Ces observations ont permis de proposer un modèle pour la reconnaissance d’un PTC lors du premier tour de traduction. Dans un ARNm normal, dans lequel le codon de terminaison est localisé sur le dernier exon, le passage du premier ribosome élimine tous les EJC, de manière qu’à la fin de ce premier tour de traduction, il ne reste plus d’EJC sur l’ARNm. Ensuite le complexe CBP80-CBP20 est remplacé par eIF4E et l’ARNm peut subir une traduction intensive en protéine. Dans un ARNm portant un PTC, le ribosome peut déplacer de la même façon les EJC qui se trouvent en amont du PTC. Mais quand il rencontre le PTC, le ribosome va s’arrêter alors qu’il reste encore un (ou plusieurs) EJC en aval. C’est donc la présence de cet EJC qui n’a pas pu être déplacé qui indiquera que le codon de terminaison sur

lequel la traduction s’est arrêtée n’est pas le bon et que par conséquent cet ARNm ne doit plus être traduit mais ciblé pour la dégradation.
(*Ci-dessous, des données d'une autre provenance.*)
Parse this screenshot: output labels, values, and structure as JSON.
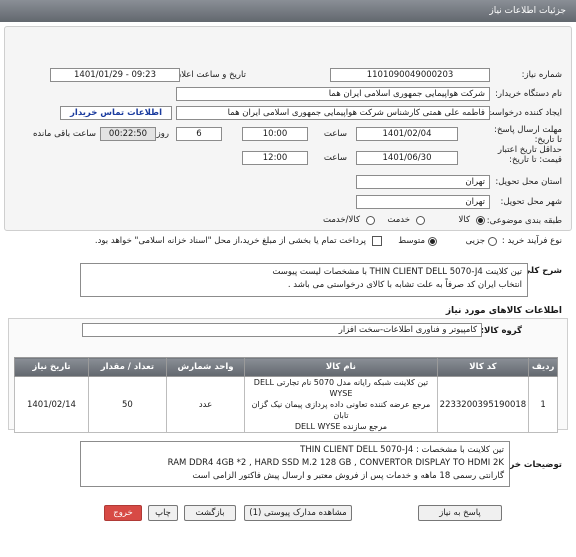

Un aspect qui restait inconnu à ce jour était de savoir si une synthèse peptidique pendant le premier tour de traduction avait lieu. Une étude très récente suggère que cela peut être le cas. Apcher et collaborateurs ont montré que des ARNm portant un PTC peuvent donner lieu à des peptides qui sont des substrats pour la voie du complexe majeur d’histocompatibilité I (CMH I) (Apcher et al. 2011). Dans cette étude, ils ont inséré la séquence codant pour l’épitope SL8 dans le premier exon de l’ARNm de la β-globine qui porte un PTC et ils ont trouvé que l’antigène SL8 est présenté à la surface des cellules transfectées avec cette construction. Ces résultats indiquent qu’il y a synthèse peptidique à partir d’un ARNm qui porte un PTC. De plus, ils ont observé que le fait de bloquer la traduction globale dépendante d’eIF4E a seulement un effet limité sur la production de ces peptides antigéniques, ce qui renforce l’idée qu’ils sont synthétisés lors du premier tour de la traduction à partir des ARNm liés à CBP80 (Apcher et al. 2011).